I'm not 100% certain how valid that is, nor how it compares with the relationship you have quoted from that paper, but it does seem to work.

Are you sure the circuit is supposed to work like this? I get horrible ringing primarily with 400V peaks, and across the D1 and D6 there are 360V reverse. There will also build up some DC-current, I get even missing switch phases. So on your bench the results are as predicted, when it blows up. :-( Your are putting stress outside the operating range, which is not caught by swcad. Also your transformer will saturate, when you don't monitor the current or balance it better, already the first pulse will unbalance the transformer by 50%.

With a minus sign missing ;-)

...Jim Thompson

-- | James E.Thompson, P.E. | mens | | Analog Innovations, Inc. | et | | Analog/Mixed-Signal ASIC's and Discrete Systems | manus | | Phoenix, Arizona Voice:(480)460-2350 | | | E-mail Address at Website Fax:(480)460-2142 | Brass Rat | |

Yes. Good catch.

I have tried to extend this to 4 inductors. I came up with

K122 + K132 + K14^2 + K232 + K24^2 + K34^2 - 2*K12*K13*K14*K23*K24*K34

Messed up the exponents. Corrected below. Sorry about that.

K12^2 + K13^2 + K14^2 + K23^2 + K24^2 + K34^2 - 2*K12*K13*K14*K23*K24*K34

You guys are great -- thanks for all the replies.

Well the circuit does work in reality -- it even passed the UL torture test where they block all the ventilation holes and let it bake.

The real circuit has very little ringing on the primary but nasty ringing on the leading edge of the power pulse on the secondary. I went to 600V diodes but I realize that is a poor subsitute to understand what is going on, say by modifying the winding of the transformer or tweeking the snubber values. Hence my desire to properly simulate, hence my query about coupling constants.

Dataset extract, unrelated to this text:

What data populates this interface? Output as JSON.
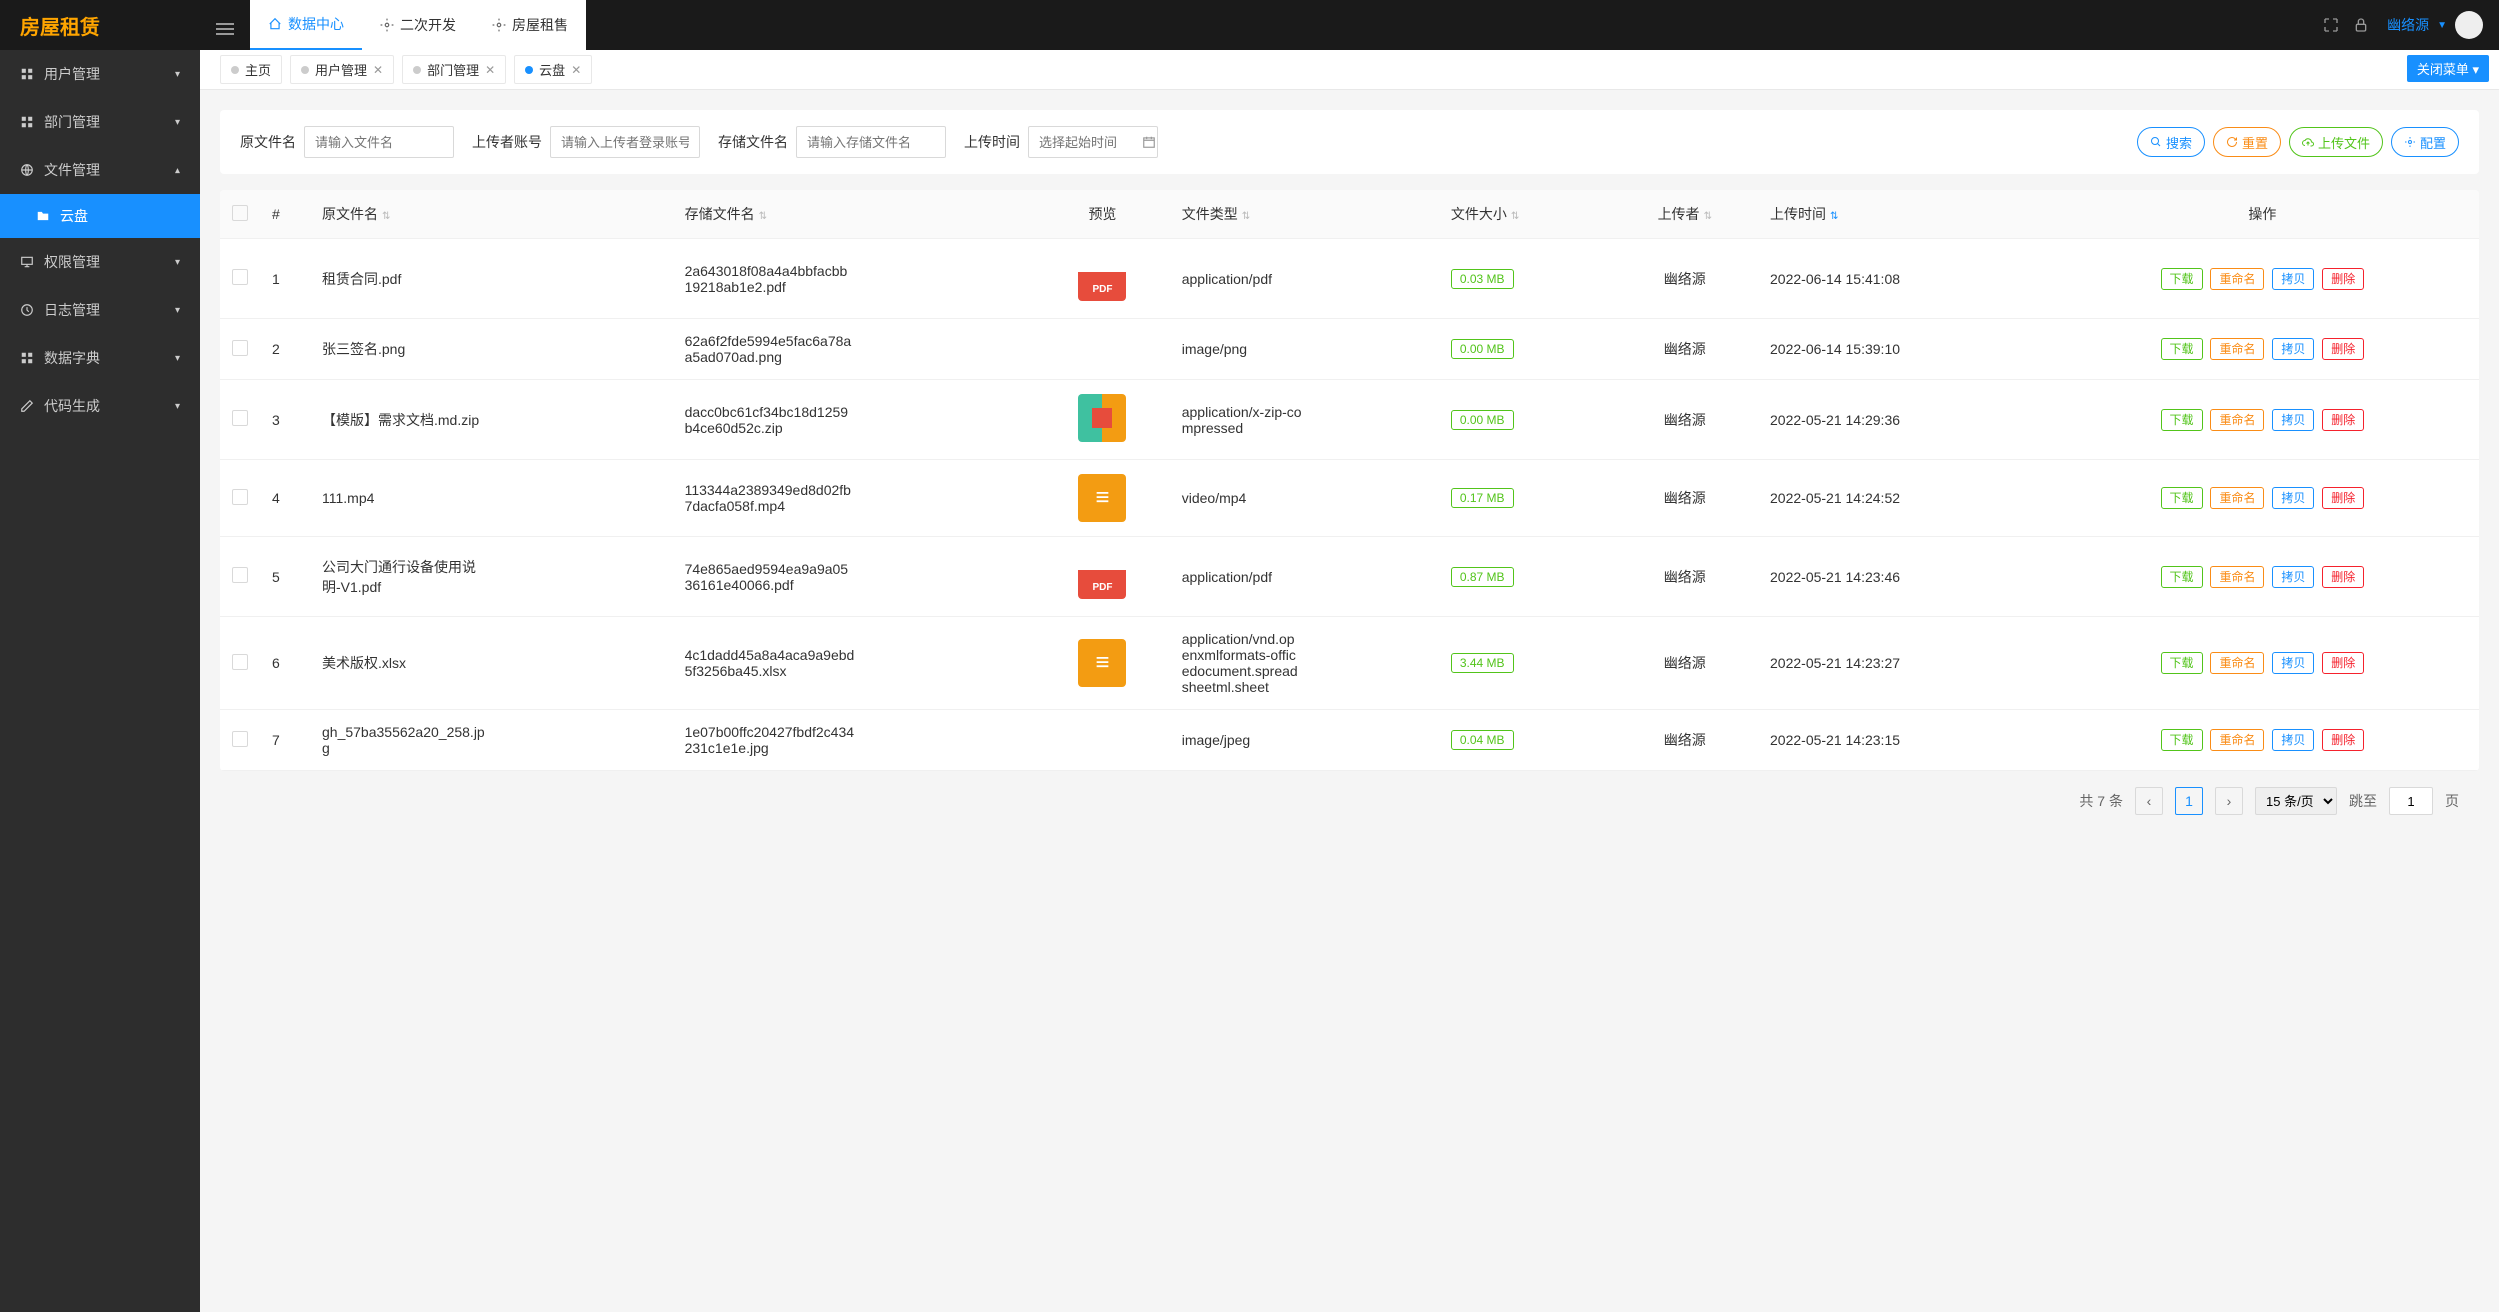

Not shown on the circuit are the PWM controller which has cycle-by-cycle current limiting and the overall feedback which regulates the output voltage. In the simulation I pre-load the output inductor to try to get something which approaches steady state. I may have left a poor set of K's in the file I attached to my OP. Set all the K's back to .999 and it should look better.

I am a bit rusty doing algebra with inequalities, but the furthest I can get is dealing with every combination of 3 of the 4 inductors:

K12^2 + K13^2 + K23^2 -2*K12*K13*K23

A symmetric matrix with real elements is positive definite if its eigenvalues are all > 0, which is equivalent to saying that the determinant is > 0.

The criterion (K12*K12)+(K13*K13)+(K23*K23)-(2*K12*K13*K23)

should be < 1

There has to be at least one boo boo in a posting like this!

should be < 1

The other part i do not understand, is why the "dead time" between each FET on time and the other FET on time. Isn't it supposed to be a CT drive equivalent to a symmetrical, single primary drive?

Try pre-loading with 1.643; that seems to be very close to "perfect"; verify with longer simulation time (say 200uSec).